Just because we predict the move correctly, we can still end up losing the trade, simply because we don’t trade the right contract and so end up on the wrong side of the barrier.
There is of course no specific answer to this. However if the break is strong enough then making your higher or lower call should keep you fairly safe. Also the higher the timeframe that you trade the more likely the move will stick.
Breakout Trading Strategy Example
Taking into account the above I tend to look for strong breakout levels on currency pairs on high timeframes. I favour currencies as they tend to show the level of volality that is needed for breakouts. I also find they tend to throw up more breakout trading opoportunies than stocks.
Here are a couple of examples of breakout conditsion on currency pairs that I traded. The first is a simle morning breakout that occurred at the London Open. Here I favoured the GBP/USD pair as it tends to react well at this time of day.
You can see that the pair has traded in a range over the prior Tokyo session. I identify the top of this box range as being a level that, if breached should see plenty of follow though momentum at this time of day.
I watched the chart and waited to see if the break would happen. Sure enough it did and once it had confirmed on the next candle I entered the position with an end of day expiry.
I like the end of day binary option expiry contract. It seems to combine well with the reading from the hourly chart. Remember I am looking for market levels where a break still see strong momentum that will carry the price in the direction of the break by the end of the day.

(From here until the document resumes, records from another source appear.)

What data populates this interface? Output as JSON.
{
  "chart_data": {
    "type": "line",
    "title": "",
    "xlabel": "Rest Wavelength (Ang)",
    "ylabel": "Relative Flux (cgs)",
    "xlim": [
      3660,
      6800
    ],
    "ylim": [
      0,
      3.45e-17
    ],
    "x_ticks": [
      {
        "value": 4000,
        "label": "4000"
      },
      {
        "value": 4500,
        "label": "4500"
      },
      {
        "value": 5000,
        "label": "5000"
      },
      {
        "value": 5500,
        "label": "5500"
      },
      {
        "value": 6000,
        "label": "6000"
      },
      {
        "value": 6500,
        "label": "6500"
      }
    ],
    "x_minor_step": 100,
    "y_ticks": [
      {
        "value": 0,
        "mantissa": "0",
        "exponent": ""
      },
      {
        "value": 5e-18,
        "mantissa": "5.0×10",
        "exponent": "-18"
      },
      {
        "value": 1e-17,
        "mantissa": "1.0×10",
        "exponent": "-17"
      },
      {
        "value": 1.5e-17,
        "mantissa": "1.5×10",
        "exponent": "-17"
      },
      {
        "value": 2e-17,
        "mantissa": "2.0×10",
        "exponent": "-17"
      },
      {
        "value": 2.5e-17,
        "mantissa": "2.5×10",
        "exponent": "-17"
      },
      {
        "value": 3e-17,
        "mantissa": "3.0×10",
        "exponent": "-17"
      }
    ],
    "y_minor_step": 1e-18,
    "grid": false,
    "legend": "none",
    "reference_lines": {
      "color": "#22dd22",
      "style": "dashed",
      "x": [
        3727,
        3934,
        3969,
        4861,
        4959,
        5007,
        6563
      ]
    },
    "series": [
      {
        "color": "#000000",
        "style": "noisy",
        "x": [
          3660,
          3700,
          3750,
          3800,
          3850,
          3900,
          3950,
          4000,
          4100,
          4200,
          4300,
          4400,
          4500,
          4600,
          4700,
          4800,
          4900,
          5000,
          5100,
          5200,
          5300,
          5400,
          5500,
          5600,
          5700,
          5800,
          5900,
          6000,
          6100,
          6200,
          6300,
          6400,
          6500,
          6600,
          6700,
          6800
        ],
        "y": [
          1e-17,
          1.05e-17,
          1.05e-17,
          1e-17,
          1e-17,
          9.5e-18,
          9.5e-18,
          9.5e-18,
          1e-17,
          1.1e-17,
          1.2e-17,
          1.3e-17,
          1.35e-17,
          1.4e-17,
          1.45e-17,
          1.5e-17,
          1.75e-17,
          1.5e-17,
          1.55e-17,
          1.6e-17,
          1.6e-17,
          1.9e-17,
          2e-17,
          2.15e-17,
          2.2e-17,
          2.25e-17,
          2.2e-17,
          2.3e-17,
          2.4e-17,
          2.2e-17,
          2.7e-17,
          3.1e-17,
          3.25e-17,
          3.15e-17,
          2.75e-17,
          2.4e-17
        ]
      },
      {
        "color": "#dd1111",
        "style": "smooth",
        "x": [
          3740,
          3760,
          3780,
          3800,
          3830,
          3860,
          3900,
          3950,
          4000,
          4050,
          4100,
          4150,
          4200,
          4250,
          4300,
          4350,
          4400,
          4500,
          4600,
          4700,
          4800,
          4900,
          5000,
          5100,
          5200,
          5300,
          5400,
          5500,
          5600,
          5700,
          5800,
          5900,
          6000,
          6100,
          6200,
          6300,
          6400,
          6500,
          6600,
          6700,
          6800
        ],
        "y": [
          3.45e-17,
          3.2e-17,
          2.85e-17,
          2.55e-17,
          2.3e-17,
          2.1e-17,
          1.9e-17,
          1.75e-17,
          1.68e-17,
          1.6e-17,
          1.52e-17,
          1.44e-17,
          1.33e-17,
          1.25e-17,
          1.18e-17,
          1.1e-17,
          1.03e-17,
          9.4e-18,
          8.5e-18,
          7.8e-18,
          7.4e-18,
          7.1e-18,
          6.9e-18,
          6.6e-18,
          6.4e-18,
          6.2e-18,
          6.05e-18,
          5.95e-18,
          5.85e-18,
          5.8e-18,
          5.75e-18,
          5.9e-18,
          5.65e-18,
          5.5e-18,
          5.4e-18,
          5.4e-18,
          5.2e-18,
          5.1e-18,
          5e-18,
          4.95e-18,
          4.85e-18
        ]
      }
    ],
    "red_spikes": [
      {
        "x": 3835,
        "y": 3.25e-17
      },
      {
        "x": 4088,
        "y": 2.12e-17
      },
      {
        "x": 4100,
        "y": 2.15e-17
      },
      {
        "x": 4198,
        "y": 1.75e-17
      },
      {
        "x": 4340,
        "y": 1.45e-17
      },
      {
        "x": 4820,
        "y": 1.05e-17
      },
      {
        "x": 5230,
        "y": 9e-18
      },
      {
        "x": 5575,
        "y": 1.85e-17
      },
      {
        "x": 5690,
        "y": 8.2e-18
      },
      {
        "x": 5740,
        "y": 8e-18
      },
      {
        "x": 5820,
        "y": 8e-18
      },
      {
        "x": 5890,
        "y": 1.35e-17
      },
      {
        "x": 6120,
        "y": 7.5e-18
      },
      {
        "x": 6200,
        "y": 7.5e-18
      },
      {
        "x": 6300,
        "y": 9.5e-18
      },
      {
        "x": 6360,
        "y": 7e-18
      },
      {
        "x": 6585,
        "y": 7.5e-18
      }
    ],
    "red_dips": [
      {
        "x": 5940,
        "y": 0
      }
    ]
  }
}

The second example shows another example how you can trade a breakout by identify range bound price trading. A break of the identified upper or lower limits of this range on the EUR/GBP pair offers the potential to trade in the direction of the break.
As we can see on the chart the move happens towards the start of the session. the pair breaks higher. A Call Option is placed to expire at the end of the day.
Note that even if I had waited for confirmation of the move by checking on the closure of the second candle, there was still plenty of momentum in the move to ensure a profitable breakout trade by the end of the day.
Points to Consider
Try to identify levels where you anticipate large stop orders to have built up. As momentum pushes the price into these orders they will trigger and accelerate the move. This will help to propel the price away from the breakout level and into a new trading zone.
While timing is important it is vital that you pick the right market to trade. As already mentioned, Forex tends to be more volatile and therefore better suited to breakout trading systems. Remember that you need an asset that has a decent amount of movement over your time frame to sufficiently move the price on a break.
It can be tempting to anticipate the break to early without letting it confirm. Obviously if this happens then you are going to be locked into a position as your contact goes underwater.
It is easy to say ‘wait for confirmation of the move’ but his is hard to define. It will also depend upon the asset traded and on the flip side, the longer you leave your entry, the more of the move you are likely to miss.
Creating s profitable breakout strategy for binary options requires a fine balancing act. A good technique is to drop to a lower level chart and wait for the close of the next candle. This can be used to confirm if the breakout is for real or simply a false move.